If you think a system is inferior, don't play it. But don't criticize anyone who does play it. And if anyone so wishes to talk people down because of the openings they play, then send out a clear and thorough refutation. And who the hell cares what the names for something are - you're playing moves, positions, concepts, ideas, tactics, etc. They just have been given names for easy talking ;)

I did not intend to sound insulting or critical towards anyone who plays this opening (sniper). I was only commenting on the way it sounds; similar to the way the Monkey's Bum sounds. They both sound as if no credit is due them. Actually, "Sniper" is a better sounding name than "Monkey Butt" (American English).

 

SmyslovFan: "...predictors of OTB strength, the best predictor was blitz..."

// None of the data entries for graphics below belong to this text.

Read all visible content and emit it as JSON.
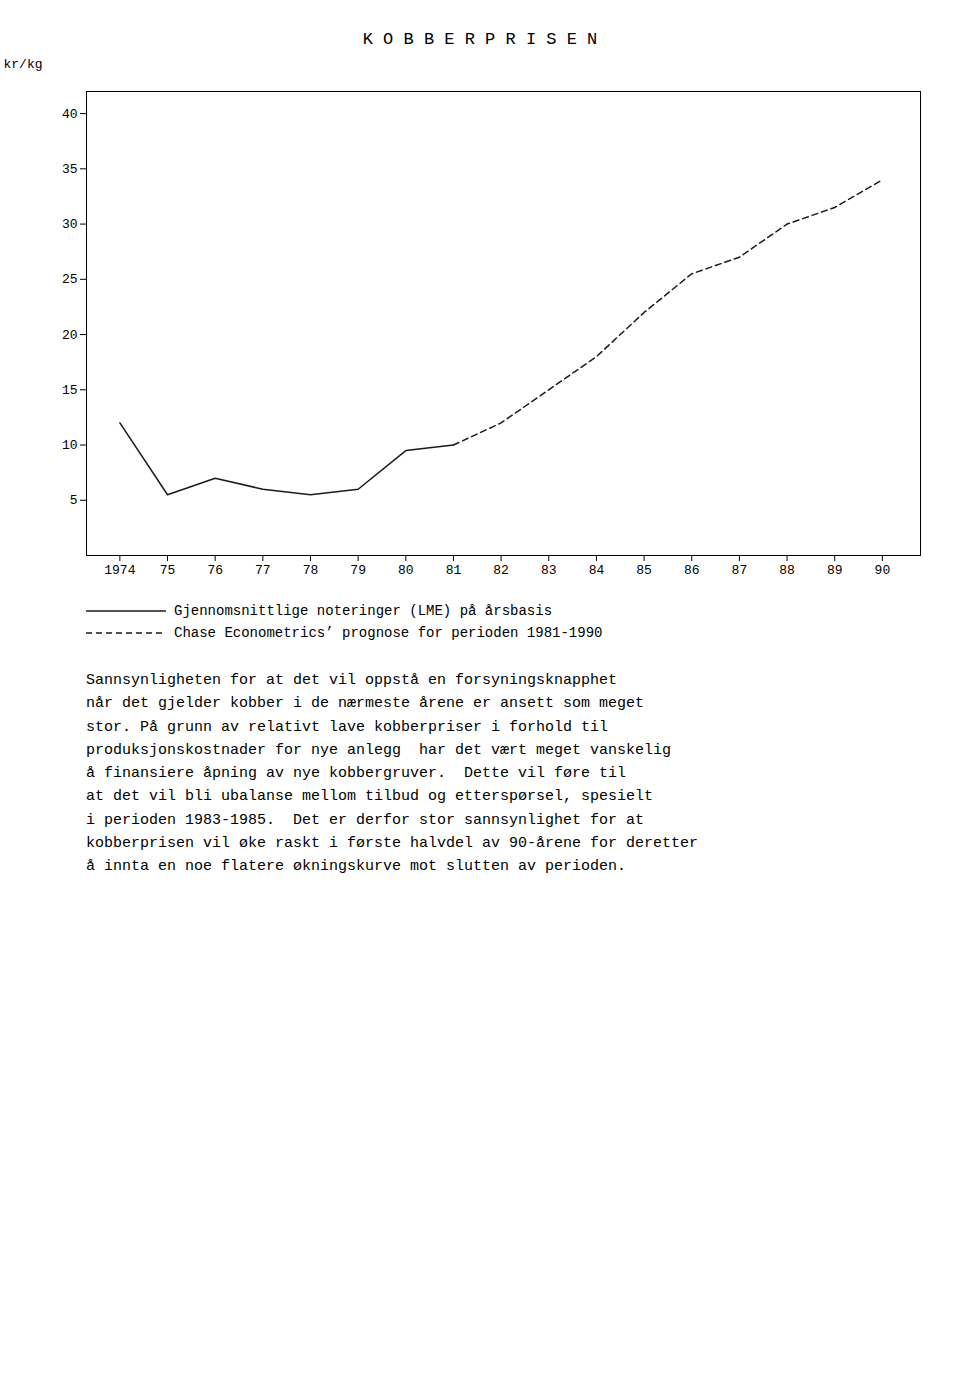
{
  "chart_data": {
    "type": "line",
    "title": "K O B B E R P R I S E N",
    "ylabel": "kr/kg",
    "xlim": [
      1973.3,
      1990.8
    ],
    "ylim": [
      0,
      42
    ],
    "xticks": [
      1974,
      {
        "value": 1975,
        "label": "75"
      },
      {
        "value": 1976,
        "label": "76"
      },
      {
        "value": 1977,
        "label": "77"
      },
      {
        "value": 1978,
        "label": "78"
      },
      {
        "value": 1979,
        "label": "79"
      },
      {
        "value": 1980,
        "label": "80"
      },
      {
        "value": 1981,
        "label": "81"
      },
      {
        "value": 1982,
        "label": "82"
      },
      {
        "value": 1983,
        "label": "83"
      },
      {
        "value": 1984,
        "label": "84"
      },
      {
        "value": 1985,
        "label": "85"
      },
      {
        "value": 1986,
        "label": "86"
      },
      {
        "value": 1987,
        "label": "87"
      },
      {
        "value": 1988,
        "label": "88"
      },
      {
        "value": 1989,
        "label": "89"
      },
      {
        "value": 1990,
        "label": "90"
      }
    ],
    "yticks": [
      5,
      10,
      15,
      20,
      25,
      30,
      35,
      40
    ],
    "grid": false,
    "legend": "bottom",
    "series": [
      {
        "name": "Gjennomsnittlige noteringer (LME) på årsbasis",
        "color": "#1a1a1a",
        "line_style": "solid",
        "x": [
          1974,
          1975,
          1976,
          1977,
          1978,
          1979,
          1980,
          1981
        ],
        "values": [
          12.0,
          5.5,
          7.0,
          6.0,
          5.5,
          6.0,
          9.5,
          10.0
        ]
      },
      {
        "name": "Chase Econometrics’ prognose for perioden 1981-1990",
        "color": "#1a1a1a",
        "line_style": "dashed",
        "x": [
          1981,
          1982,
          1983,
          1984,
          1985,
          1986,
          1987,
          1988,
          1989,
          1990
        ],
        "values": [
          10.0,
          12.0,
          15.0,
          18.0,
          22.0,
          25.5,
          27.0,
          30.0,
          31.5,
          34.0
        ]
      }
    ],
    "caption": "Sannsynligheten for at det vil oppstå en forsyningsknapphet\nnår det gjelder kobber i de nærmeste årene er ansett som meget\nstor. På grunn av relativt lave kobberpriser i forhold til\nproduksjonskostnader for nye anlegg  har det vært meget vanskelig\nå finansiere åpning av nye kobbergruver.  Dette vil føre til\nat det vil bli ubalanse mellom tilbud og etterspørsel, spesielt\ni perioden 1983-1985.  Det er derfor stor sannsynlighet for at\nkobberprisen vil øke raskt i første halvdel av 90-årene for deretter\nå innta en noe flatere økningskurve mot slutten av perioden."
  }
}
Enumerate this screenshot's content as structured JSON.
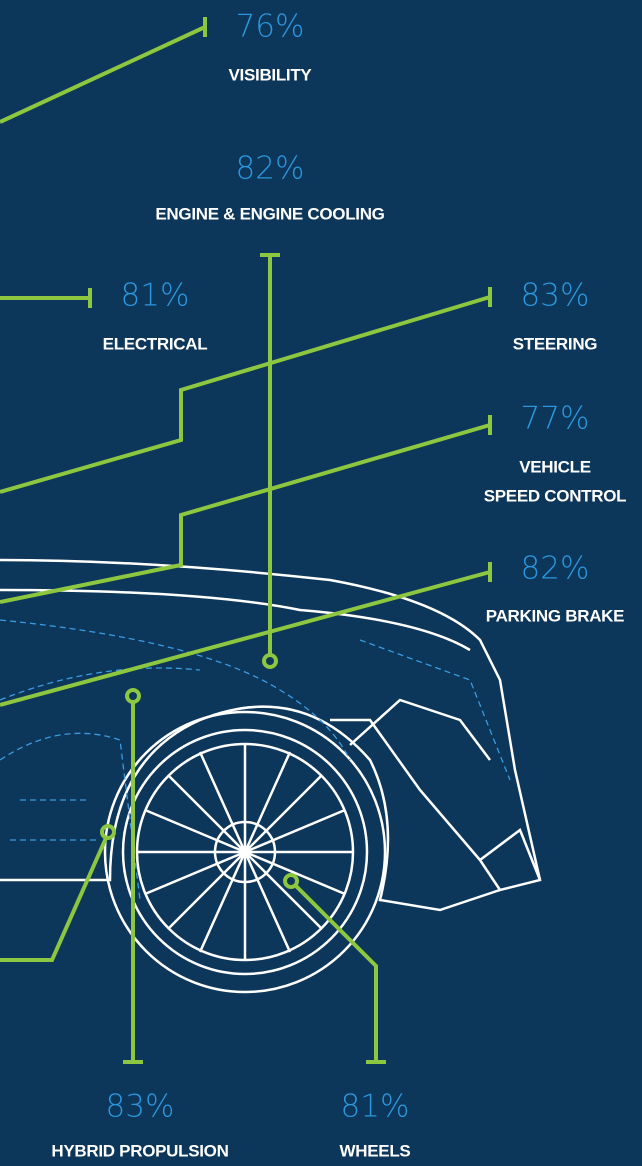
{
  "callouts": [
    {
      "value": "76%",
      "lines": [
        "VISIBILITY"
      ]
    },
    {
      "value": "82%",
      "lines": [
        "ENGINE & ENGINE COOLING"
      ]
    },
    {
      "value": "81%",
      "lines": [
        "ELECTRICAL"
      ]
    },
    {
      "value": "83%",
      "lines": [
        "STEERING"
      ]
    },
    {
      "value": "77%",
      "lines": [
        "VEHICLE",
        "SPEED CONTROL"
      ]
    },
    {
      "value": "82%",
      "lines": [
        "PARKING BRAKE"
      ]
    },
    {
      "value": "83%",
      "lines": [
        "HYBRID PROPULSION"
      ]
    },
    {
      "value": "81%",
      "lines": [
        "WHEELS"
      ]
    }
  ]
}
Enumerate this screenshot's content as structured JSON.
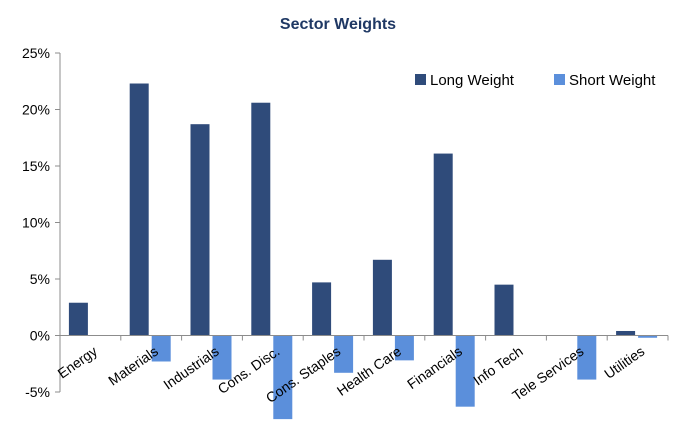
{
  "chart_data": {
    "type": "bar",
    "title": "Sector Weights",
    "xlabel": "",
    "ylabel": "",
    "categories": [
      "Energy",
      "Materials",
      "Industrials",
      "Cons. Disc.",
      "Cons. Staples",
      "Health Care",
      "Financials",
      "Info Tech",
      "Tele Services",
      "Utilities"
    ],
    "series": [
      {
        "name": "Long Weight",
        "color": "#2F4B7A",
        "values": [
          2.9,
          22.3,
          18.7,
          20.6,
          4.7,
          6.7,
          16.1,
          4.5,
          0,
          0.4
        ]
      },
      {
        "name": "Short Weight",
        "color": "#5B8FDB",
        "values": [
          0,
          -2.3,
          -3.9,
          -7.4,
          -3.3,
          -2.2,
          -6.3,
          0,
          -3.9,
          -0.2
        ]
      }
    ],
    "ylim": [
      -5,
      25
    ],
    "y_ticks": [
      -5,
      0,
      5,
      10,
      15,
      20,
      25
    ],
    "y_tick_labels": [
      "-5%",
      "0%",
      "5%",
      "10%",
      "15%",
      "20%",
      "25%"
    ],
    "legend_position": "top-right",
    "grid": false,
    "title_color": "#1F3864"
  }
}
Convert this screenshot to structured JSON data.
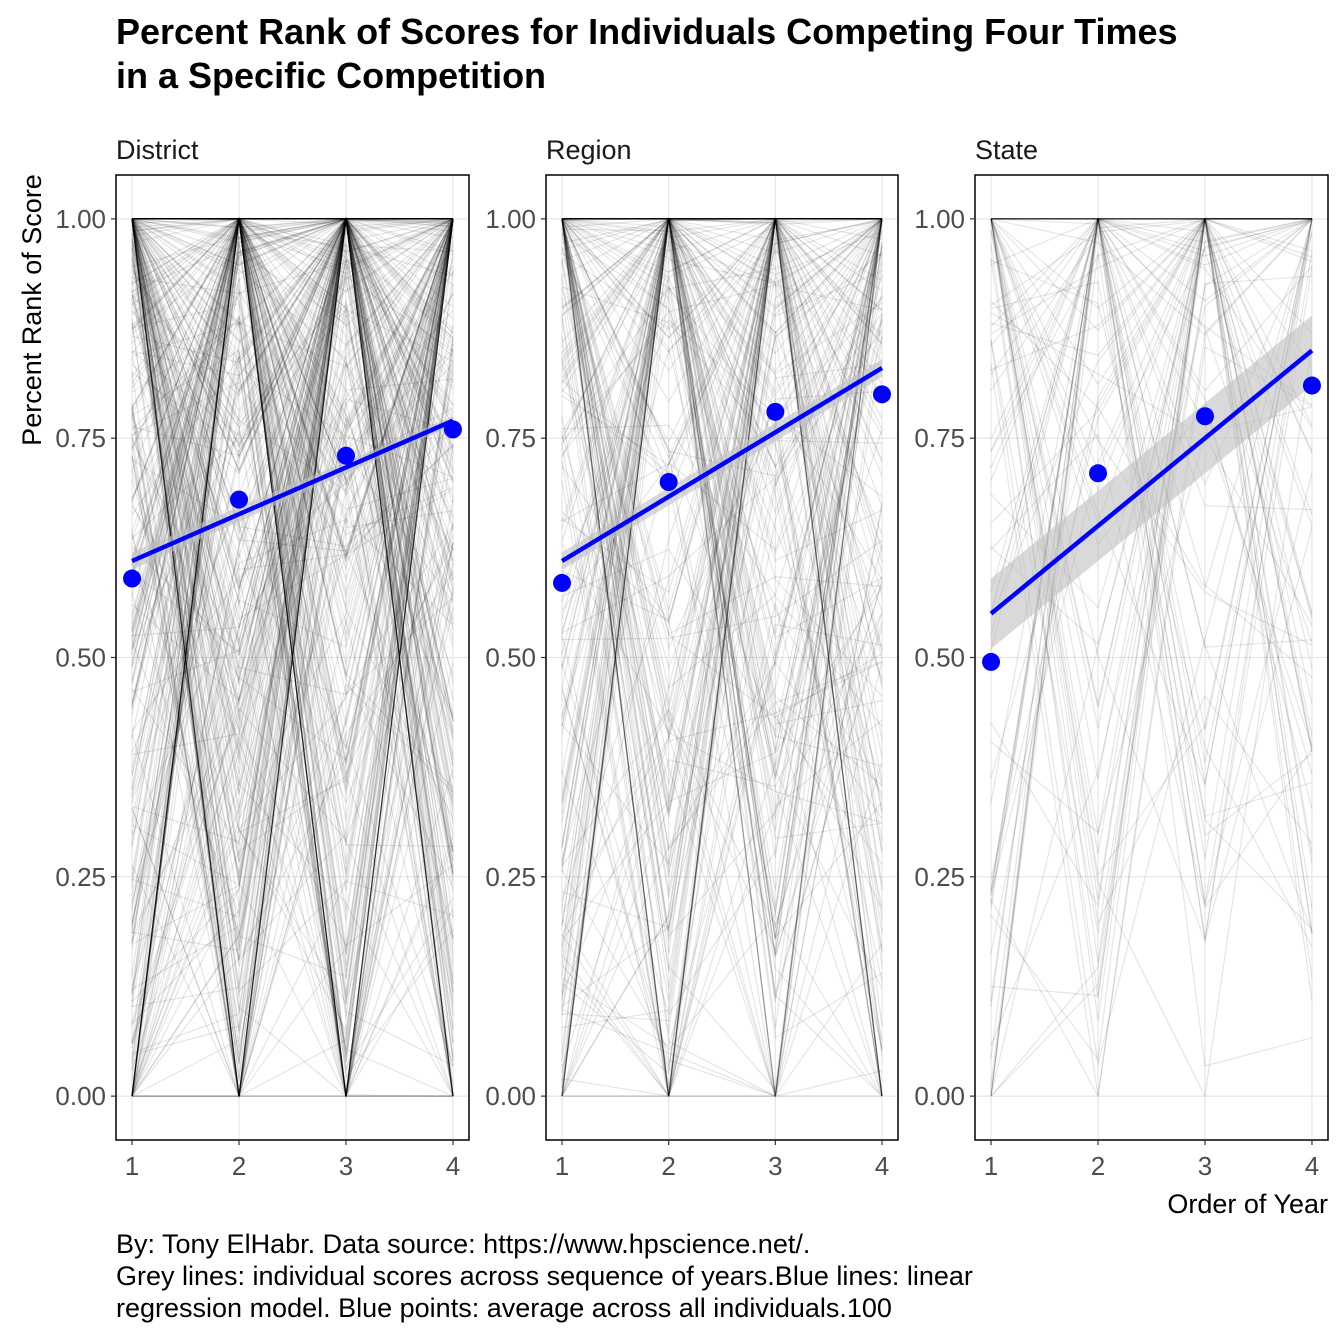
{
  "title_lines": [
    "Percent Rank of Scores for Individuals Competing Four Times",
    "in a Specific Competition"
  ],
  "caption_lines": [
    "By: Tony ElHabr. Data source: https://www.hpscience.net/.",
    "Grey lines: individual scores across sequence of years.Blue lines: linear",
    "regression model. Blue points: average across all individuals.100"
  ],
  "colors": {
    "points": "#0000ff",
    "regression": "#0000ff",
    "individual_lines": "#000000",
    "ribbon": "#bfbfbf",
    "grid": "#e6e6e6"
  },
  "chart_data": {
    "type": "line",
    "xlabel": "Order of Year",
    "ylabel": "Percent Rank of Score",
    "x_ticks": [
      1,
      2,
      3,
      4
    ],
    "y_ticks": [
      "0.00",
      "0.25",
      "0.50",
      "0.75",
      "1.00"
    ],
    "y_tick_values": [
      0,
      0.25,
      0.5,
      0.75,
      1
    ],
    "xlim": [
      0.85,
      4.15
    ],
    "ylim": [
      -0.05,
      1.05
    ],
    "grid": true,
    "facets": [
      {
        "name": "District",
        "series": [
          {
            "name": "average",
            "type": "scatter",
            "x": [
              1,
              2,
              3,
              4
            ],
            "values": [
              0.59,
              0.68,
              0.73,
              0.76
            ]
          },
          {
            "name": "linear fit",
            "type": "line",
            "x": [
              1,
              4
            ],
            "values": [
              0.61,
              0.77
            ]
          }
        ],
        "ribbon": {
          "x": [
            1,
            4
          ],
          "lower": [
            0.6,
            0.765
          ],
          "upper": [
            0.62,
            0.775
          ]
        },
        "individual_line_count": 450,
        "individual_line_opacity": 0.1
      },
      {
        "name": "Region",
        "series": [
          {
            "name": "average",
            "type": "scatter",
            "x": [
              1,
              2,
              3,
              4
            ],
            "values": [
              0.585,
              0.7,
              0.78,
              0.8
            ]
          },
          {
            "name": "linear fit",
            "type": "line",
            "x": [
              1,
              4
            ],
            "values": [
              0.61,
              0.83
            ]
          }
        ],
        "ribbon": {
          "x": [
            1,
            4
          ],
          "lower": [
            0.6,
            0.82
          ],
          "upper": [
            0.62,
            0.84
          ]
        },
        "individual_line_count": 260,
        "individual_line_opacity": 0.1
      },
      {
        "name": "State",
        "series": [
          {
            "name": "average",
            "type": "scatter",
            "x": [
              1,
              2,
              3,
              4
            ],
            "values": [
              0.495,
              0.71,
              0.775,
              0.81
            ]
          },
          {
            "name": "linear fit",
            "type": "line",
            "x": [
              1,
              4
            ],
            "values": [
              0.55,
              0.85
            ]
          }
        ],
        "ribbon": {
          "x": [
            1,
            4
          ],
          "lower": [
            0.51,
            0.81
          ],
          "upper": [
            0.59,
            0.89
          ]
        },
        "individual_line_count": 100,
        "individual_line_opacity": 0.1
      }
    ]
  }
}
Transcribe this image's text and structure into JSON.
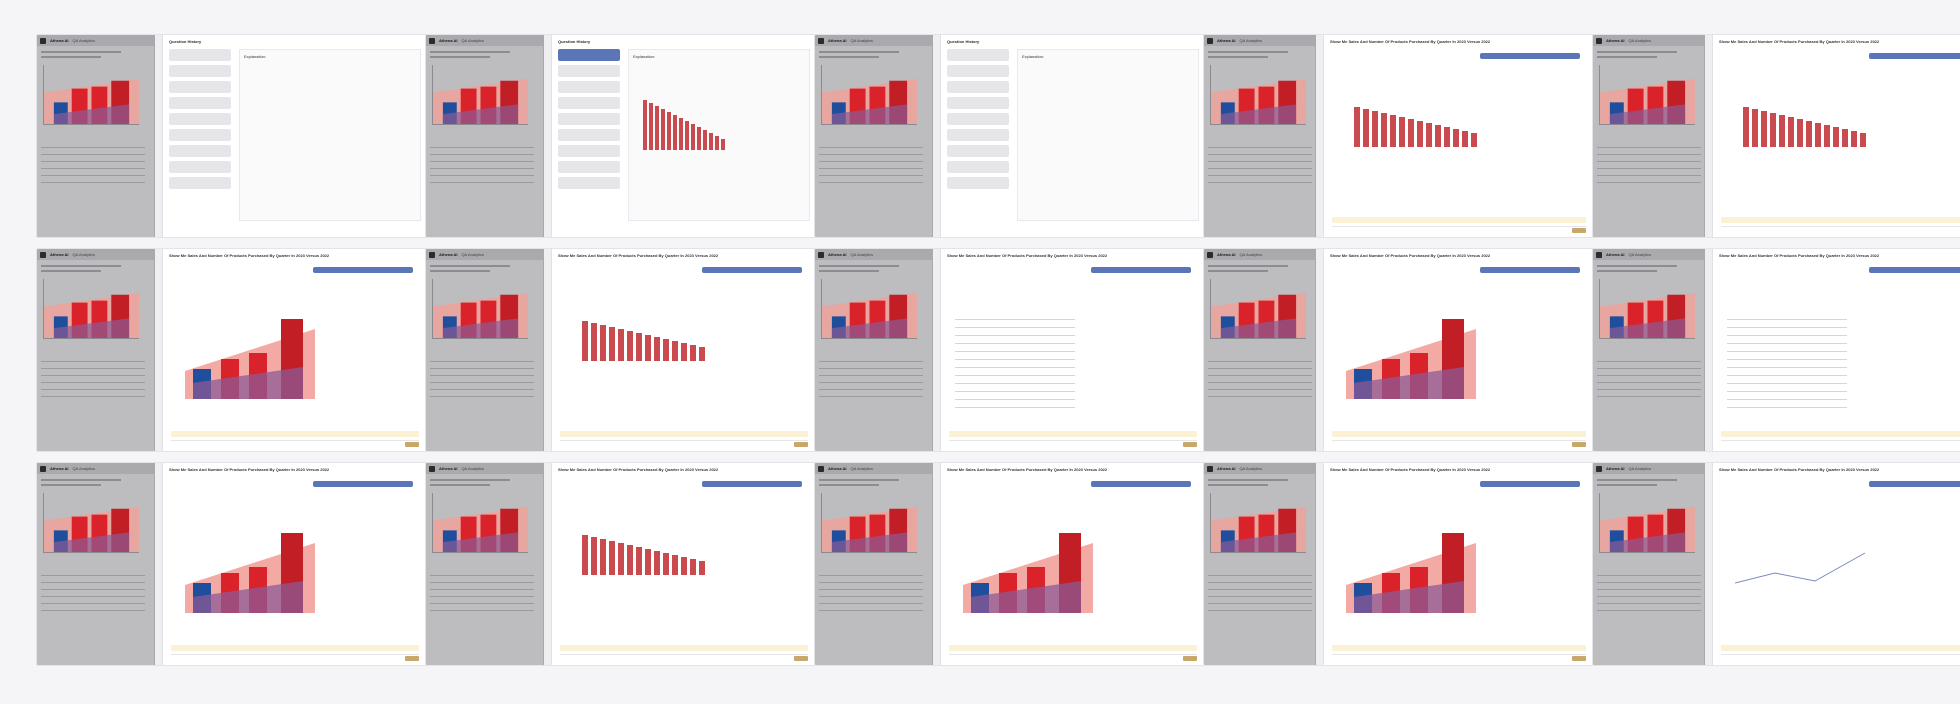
{
  "app": {
    "name": "Athena AI",
    "tab": "QA Analytics"
  },
  "history": {
    "title": "Question History",
    "explanation_label": "Explanation:"
  },
  "query": {
    "title": "Show Me Sales And Number Of Products Purchased By Quarter In 2023 Versus 2022"
  },
  "colors": {
    "sidebar": "#bdbdbf",
    "bar_blue": "#1f4e9c",
    "bar_red": "#d9222a",
    "bar_pink": "#f29a95",
    "bar_purple": "#8c5a96",
    "accent": "#5b76b8",
    "send": "#c8a86a"
  },
  "tiles": [
    {
      "kind": "history"
    },
    {
      "kind": "history-bars"
    },
    {
      "kind": "history-empty"
    },
    {
      "kind": "chat-bars"
    },
    {
      "kind": "chat-bars"
    },
    {
      "kind": "chat-area"
    },
    {
      "kind": "chat-bars"
    },
    {
      "kind": "chat-table"
    },
    {
      "kind": "chat-area"
    },
    {
      "kind": "table-only"
    },
    {
      "kind": "chat-area"
    },
    {
      "kind": "chat-bars"
    },
    {
      "kind": "chat-area"
    },
    {
      "kind": "chat-area"
    },
    {
      "kind": "chat-line"
    }
  ]
}
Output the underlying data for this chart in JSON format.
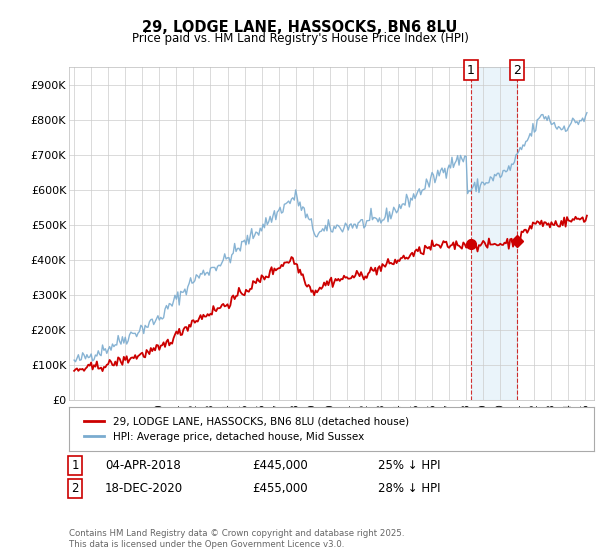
{
  "title": "29, LODGE LANE, HASSOCKS, BN6 8LU",
  "subtitle": "Price paid vs. HM Land Registry's House Price Index (HPI)",
  "legend_line1": "29, LODGE LANE, HASSOCKS, BN6 8LU (detached house)",
  "legend_line2": "HPI: Average price, detached house, Mid Sussex",
  "sale1_date": "04-APR-2018",
  "sale1_price": "£445,000",
  "sale1_hpi": "25% ↓ HPI",
  "sale1_year": 2018.27,
  "sale1_value": 445000,
  "sale2_date": "18-DEC-2020",
  "sale2_price": "£455,000",
  "sale2_hpi": "28% ↓ HPI",
  "sale2_year": 2020.96,
  "sale2_value": 455000,
  "red_color": "#cc0000",
  "blue_color": "#7aabcf",
  "blue_fill": "#ddeef8",
  "shade_color": "#ddeef8",
  "background_color": "#ffffff",
  "grid_color": "#cccccc",
  "footer": "Contains HM Land Registry data © Crown copyright and database right 2025.\nThis data is licensed under the Open Government Licence v3.0.",
  "ylim": [
    0,
    950000
  ],
  "yticks": [
    0,
    100000,
    200000,
    300000,
    400000,
    500000,
    600000,
    700000,
    800000,
    900000
  ],
  "ytick_labels": [
    "£0",
    "£100K",
    "£200K",
    "£300K",
    "£400K",
    "£500K",
    "£600K",
    "£700K",
    "£800K",
    "£900K"
  ],
  "xlim_start": 1994.7,
  "xlim_end": 2025.5
}
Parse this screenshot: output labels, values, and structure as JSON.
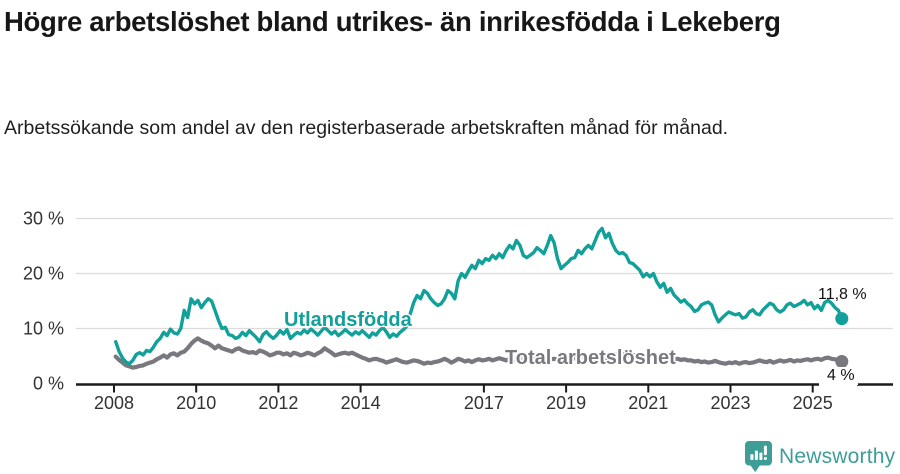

If that is right, then I am worse at this game than I thought! Then again, I wonder if they considered a standard OTB game. I've played a 9 hour game before (OTB). And I am certainly better at a slow game than one with a fast time control. I would think that is true for most people.

Interesting stats.

fishyvishy

I am not sure but you must not use violence if the possibility of peace is in the horizon at any possible parameter in the complete parametric space in spite of the fact that the manifold is an almost zero space in Rn. Catch my drift?

LiquidDiamondSword

Is this is right

 

congrandolor
ElvisFord wrote:

Your "Sniper" opening is probably better known as the Pterodactyl. I'm sure Charles Storey has just highjacked the opening and slapped this cool sniper monicker on it.

And I haven't gotten to the Kalashnikov position in any of my Sicilian games. (Plus I have book on the Kalashnikov, lol.)

All we here know it as the sniper so that «better known» is not true

MikeZeggelaar

Why necro from two years ago?

darkunorthodox88

the sniper is refuted, i posted them lines in some other forum yesterday. go check them out.